«Tu n’es pas rentré? dit tout à coup la voix de Kitty, tu n’as rien qui te préoccupe? demanda-t-elle en examinant attentivement le visage de son mari à la clarté des étoiles. Un éclair sillonnant l’horizon le lui fit voir calme et heureux.
«Elle me comprend, pensa-t-il en la voyant sourire; elle sait à quoi je pense; faut-il le lui dire?» Mais au moment où il allait parler, Kitty l’interrompit.
«Je t’en prie, Kostia, dit-elle, va jeter un coup d’œil dans la chambre de Serge pour voir si tout y est en ordre. Cela me gêne d’y aller.
– Fort bien, j’y vais», répondit Levine en se levant pour l’embrasser.
«Non, mieux vaut me taire, pensa-t-il tandis que la jeune femme rentrait au salon; ce secret n’a d’importance que pour moi seul, et mes paroles ne sauraient l’expliquer. – Ce sentiment nouveau ne m’a ni changé, ni ébloui, ni rendu heureux comme je le pensais; de même que pour l’amour paternel il n’y a eu ni surprise ni ravissement; mais ce sentiment s’est glissé dans mon âme par la souffrance, désormais il s’y est fermement implanté, et quelque nom que je cherche à lui donner, c’est la foi.
«Je continuerai probablement à m’impatienter contre mon cocher, à discuter inutilement, à exprimer mal à propos mes idées; je sentirai toujours une barrière entre le sanctuaire de mon âme et l’âme des autres, même celle de ma femme; je rendrai toujours celle-ci responsable de mes terreurs pour m’en repentir aussitôt.

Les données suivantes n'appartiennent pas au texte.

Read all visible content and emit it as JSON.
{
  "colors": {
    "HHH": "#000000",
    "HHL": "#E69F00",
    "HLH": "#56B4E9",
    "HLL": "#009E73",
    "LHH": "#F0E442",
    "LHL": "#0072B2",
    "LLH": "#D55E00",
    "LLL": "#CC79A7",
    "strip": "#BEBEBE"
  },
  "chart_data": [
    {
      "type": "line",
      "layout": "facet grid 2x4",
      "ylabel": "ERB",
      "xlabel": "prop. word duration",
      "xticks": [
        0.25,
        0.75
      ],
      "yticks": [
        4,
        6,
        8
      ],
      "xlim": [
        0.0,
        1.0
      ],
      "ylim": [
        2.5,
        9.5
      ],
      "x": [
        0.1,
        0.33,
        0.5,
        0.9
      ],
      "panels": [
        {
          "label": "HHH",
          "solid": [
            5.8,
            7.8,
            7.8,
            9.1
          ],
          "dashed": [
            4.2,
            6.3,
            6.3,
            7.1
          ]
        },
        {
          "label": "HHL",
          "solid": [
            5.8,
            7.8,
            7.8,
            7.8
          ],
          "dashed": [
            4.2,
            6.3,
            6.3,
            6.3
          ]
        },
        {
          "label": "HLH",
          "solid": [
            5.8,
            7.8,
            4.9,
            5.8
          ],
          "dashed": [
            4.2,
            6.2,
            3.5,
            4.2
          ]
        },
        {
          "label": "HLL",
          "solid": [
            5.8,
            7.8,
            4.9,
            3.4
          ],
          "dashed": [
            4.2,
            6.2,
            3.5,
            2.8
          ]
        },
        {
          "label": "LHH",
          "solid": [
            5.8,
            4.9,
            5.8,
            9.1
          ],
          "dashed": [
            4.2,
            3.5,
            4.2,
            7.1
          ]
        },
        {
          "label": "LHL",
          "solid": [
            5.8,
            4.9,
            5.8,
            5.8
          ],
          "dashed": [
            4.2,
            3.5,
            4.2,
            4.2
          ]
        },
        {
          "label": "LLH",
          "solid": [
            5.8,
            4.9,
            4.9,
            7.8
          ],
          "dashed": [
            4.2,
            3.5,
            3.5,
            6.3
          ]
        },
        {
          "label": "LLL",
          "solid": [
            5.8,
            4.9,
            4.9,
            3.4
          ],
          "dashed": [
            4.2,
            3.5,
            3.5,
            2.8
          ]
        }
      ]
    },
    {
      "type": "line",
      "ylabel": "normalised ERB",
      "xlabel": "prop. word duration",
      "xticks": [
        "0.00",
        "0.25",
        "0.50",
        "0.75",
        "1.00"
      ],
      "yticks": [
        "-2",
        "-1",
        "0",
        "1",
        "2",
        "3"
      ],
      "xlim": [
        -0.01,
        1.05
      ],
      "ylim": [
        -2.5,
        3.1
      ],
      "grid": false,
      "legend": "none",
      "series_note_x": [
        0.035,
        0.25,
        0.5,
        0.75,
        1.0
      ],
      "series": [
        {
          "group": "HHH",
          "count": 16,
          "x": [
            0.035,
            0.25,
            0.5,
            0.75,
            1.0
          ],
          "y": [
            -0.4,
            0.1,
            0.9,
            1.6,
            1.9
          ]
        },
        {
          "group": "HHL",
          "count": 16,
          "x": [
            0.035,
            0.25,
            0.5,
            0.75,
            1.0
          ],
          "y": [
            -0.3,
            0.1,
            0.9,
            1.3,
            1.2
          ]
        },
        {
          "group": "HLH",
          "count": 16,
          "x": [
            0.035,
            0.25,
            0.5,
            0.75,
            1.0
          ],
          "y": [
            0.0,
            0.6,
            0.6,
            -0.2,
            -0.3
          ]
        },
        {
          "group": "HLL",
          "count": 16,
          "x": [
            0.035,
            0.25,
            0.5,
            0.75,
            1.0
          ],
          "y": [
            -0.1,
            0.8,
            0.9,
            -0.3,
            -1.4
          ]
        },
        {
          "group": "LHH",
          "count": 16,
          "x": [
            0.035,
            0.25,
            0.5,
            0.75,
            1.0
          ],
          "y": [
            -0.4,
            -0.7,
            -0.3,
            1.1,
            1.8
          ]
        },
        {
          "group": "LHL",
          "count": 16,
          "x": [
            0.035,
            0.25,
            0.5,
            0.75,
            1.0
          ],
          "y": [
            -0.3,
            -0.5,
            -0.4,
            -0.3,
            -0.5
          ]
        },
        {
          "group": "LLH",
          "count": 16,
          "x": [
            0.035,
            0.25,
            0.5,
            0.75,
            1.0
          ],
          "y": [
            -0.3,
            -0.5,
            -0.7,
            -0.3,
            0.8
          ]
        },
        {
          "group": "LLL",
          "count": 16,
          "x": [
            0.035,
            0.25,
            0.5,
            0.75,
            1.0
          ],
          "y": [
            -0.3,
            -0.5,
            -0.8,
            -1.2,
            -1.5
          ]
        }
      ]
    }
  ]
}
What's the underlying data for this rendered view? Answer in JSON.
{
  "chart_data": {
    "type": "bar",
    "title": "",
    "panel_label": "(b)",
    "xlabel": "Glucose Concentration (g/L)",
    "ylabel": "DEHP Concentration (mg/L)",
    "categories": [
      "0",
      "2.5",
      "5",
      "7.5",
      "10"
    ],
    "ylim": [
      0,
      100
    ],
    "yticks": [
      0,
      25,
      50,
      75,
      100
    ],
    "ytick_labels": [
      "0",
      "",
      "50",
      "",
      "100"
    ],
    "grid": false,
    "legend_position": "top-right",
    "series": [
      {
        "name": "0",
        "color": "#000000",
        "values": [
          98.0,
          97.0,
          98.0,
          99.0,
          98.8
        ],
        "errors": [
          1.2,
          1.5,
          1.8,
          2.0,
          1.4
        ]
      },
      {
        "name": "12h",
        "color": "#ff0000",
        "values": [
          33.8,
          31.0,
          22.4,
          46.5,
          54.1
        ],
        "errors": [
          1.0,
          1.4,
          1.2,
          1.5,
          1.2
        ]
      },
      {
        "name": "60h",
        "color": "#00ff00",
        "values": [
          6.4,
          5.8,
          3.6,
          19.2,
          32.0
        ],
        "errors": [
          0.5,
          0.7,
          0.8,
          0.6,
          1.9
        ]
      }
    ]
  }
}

Je continuerai à prier, sans pouvoir m’expliquer pourquoi je prie, mais ma vie intérieure a conquis sa liberté; elle ne sera plus à la merci des événements, et chaque minute de mon existence aura un sens incontestable et profond, qu’il sera en mon pouvoir d’imprimer chacune de mes actions: celui du bien.»